On Third Wheel, I sat with sapphics who were obsessed with each other but didn’t U-Haul. I started to understand that moving quickly and being passionate are two distinct experiences, and that when the early stages of the relationship are paced sustainably, there are lasting positive effects. There was a lack of urgency in these love stories, but no lack of closeness; in many cases, the slowness allowed the relationship to become safe enough to hold more depth.

3. Queer dating can reveal how much heterosexual dating taught us to perform…but in the absence of scripts, we write new roles.
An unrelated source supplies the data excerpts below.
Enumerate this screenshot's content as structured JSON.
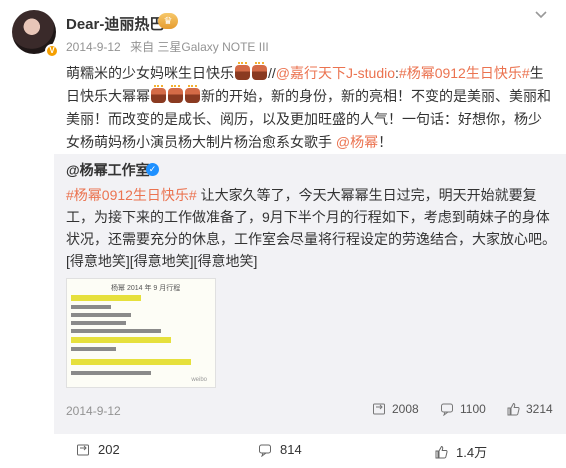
{
  "author": {
    "name": "Dear-迪丽热巴",
    "time": "2014-9-12",
    "source": "来自 三星Galaxy NOTE III"
  },
  "post": {
    "text_a": "萌糯米的少女妈咪生日快乐",
    "text_b": "//",
    "mention_studio": "@嘉行天下J-studio",
    "text_c": ":",
    "hashtag": "#杨幂0912生日快乐#",
    "text_d": "生日快乐大幂幂",
    "text_e": "新的开始，新的身份，新的亮相！不变的是美丽、美丽和美丽！而改变的是成长、阅历，以及更加旺盛的人气！一句话：好想你，杨少女杨萌妈杨小演员杨大制片杨治愈系女歌手 ",
    "mention_yang": "@杨幂",
    "text_f": "！"
  },
  "repost": {
    "user": "@杨幂工作室",
    "hashtag": "#杨幂0912生日快乐#",
    "text": " 让大家久等了，今天大幂幂生日过完，明天开始就要复工，为接下来的工作做准备了，9月下半个月的行程如下，考虑到萌妹子的身体状况，还需要充分的休息，工作室会尽量将行程设定的劳逸结合，大家放心吧。[得意地笑][得意地笑][得意地笑]",
    "image_title": "杨幂 2014 年 9 月行程",
    "time": "2014-9-12",
    "reposts": "2008",
    "comments": "1100",
    "likes": "3214"
  },
  "actions": {
    "reposts": "202",
    "comments": "814",
    "likes": "1.4万"
  },
  "colors": {
    "link": "#eb7350",
    "muted": "#939393",
    "repost_bg": "#f2f2f5"
  },
  "icons": [
    "more-chevron-icon",
    "verified-badge-icon",
    "medal-icon",
    "repost-icon",
    "comment-icon",
    "like-icon"
  ]
}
These couples are proof that when we shed heteronormative dating scripts, what we find is more creative, authentic and real.  Not having heteronormative scripts to hide behind can be terrifying, but necessity is the mother of invention, and I loved watching our couples invent new and beautiful ways of loving.
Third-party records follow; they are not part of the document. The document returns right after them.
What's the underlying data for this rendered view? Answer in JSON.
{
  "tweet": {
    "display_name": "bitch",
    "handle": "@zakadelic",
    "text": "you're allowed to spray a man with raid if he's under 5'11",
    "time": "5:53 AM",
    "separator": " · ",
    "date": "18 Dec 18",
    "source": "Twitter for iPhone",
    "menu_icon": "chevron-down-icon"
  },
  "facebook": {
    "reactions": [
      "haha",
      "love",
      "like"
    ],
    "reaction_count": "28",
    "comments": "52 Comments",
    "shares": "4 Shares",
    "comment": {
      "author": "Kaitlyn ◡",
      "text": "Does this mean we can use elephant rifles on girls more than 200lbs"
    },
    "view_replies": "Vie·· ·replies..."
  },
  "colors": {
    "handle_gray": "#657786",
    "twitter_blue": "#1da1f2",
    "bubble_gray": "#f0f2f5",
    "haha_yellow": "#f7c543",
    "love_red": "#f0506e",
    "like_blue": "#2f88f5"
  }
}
4. Real intimacy includes the ability to not be bright and shiny.

So much of early dating asks us to be charming, available, impressive, and easy to love. But the lovebirds on Third Wheel have learned how to let each other be sad, tired, quiet, messy, dysregulated, or not especially entertaining without making it mean the relationship is in danger. 

At the same time, they knew that they couldn’t make their partners responsible for metabolizing all of their feelings. They could hold each other through the hard times without both spiraling. The work is learning to say, "I want you with me, but I do not need you to become me in order to prove you care."
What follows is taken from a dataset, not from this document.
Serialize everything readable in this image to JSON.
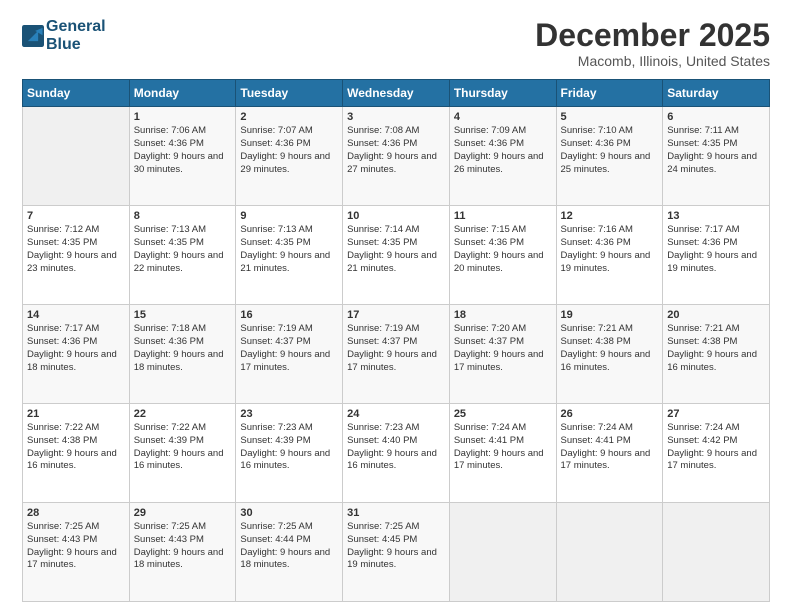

5. In relationships, we are each other's teachers.

When we choose a partner, we choose a person who we will be learning from up close. Each couple on Third Wheel shared the ways that being in their relationship grew them towards the people they wanted to become. Not only were they open to learning from their partners’ strengths, they were open to being influenced by their partners’ desires…and that practice of putting the relationship over each individual became a lesson in and of itself.

6. Give benefit of the doubt

Every couple on the show was so, so different…but if I were to name one through-line, all of our love birds were skilled at giving each other the benefit of the doubt.  One couple embraced the phrase “accidental tone” as a way to remind themselves that a tired voice, distracted text or badly time silence doesn’t have to become evidence in a story of rejection or abandonment. They demonstrated a generosity of interpretation that allowed them to pause and get curious before making assumptions.

7. Play is the inroad to falling in love all over again.

The #1 tool I employed to bring out each couple’s connection was play; there is nothing that can more quickly help partners get to the heart of their connection.

After each episode, I did a check-out with the couple where I asked them about their experience and what they're taking home with them…several of them said “we need to play more!” Playing allowed us to revisit earlier stages in their love story, have hard conversations with silly twists (like apologizing while wearing fake mustaches), and lean into the ridiculousness that often accompanies long-term love.

8. Retell your love origin story, no matter how long it's been.

There is something deeply sacred about watching partners remember how they found each other. The awkward details, the bad opening lines, saying the wrong thing but it totally working anyway. All of their stories remind me that some of the moments we think are ordinary at the time have the potential to be the seed that ultimately grows something more beautiful and bigger than we can imagine.

9. It's incredible what a few minutes of eye gazing can do.

Producing this show has made me believe in the radical power of attention. When two people simply look at each other without distraction, something shifts…nervous systems slow down, the body becomes less tense, and you start to really see the person sitting in front of you.

10. Long-term love means dating many versions of the same person. Love means watching each other grow up.

After filming season 1, I keep thinking about how many versions of ourselves a long relationship has to hold. We fall in love with one version of someone, and then life asks us to love the grieving version, the sick version, the older version, the growing version. To love someone over time is to keep asking, "Who are you now, and how do I meet you here too?"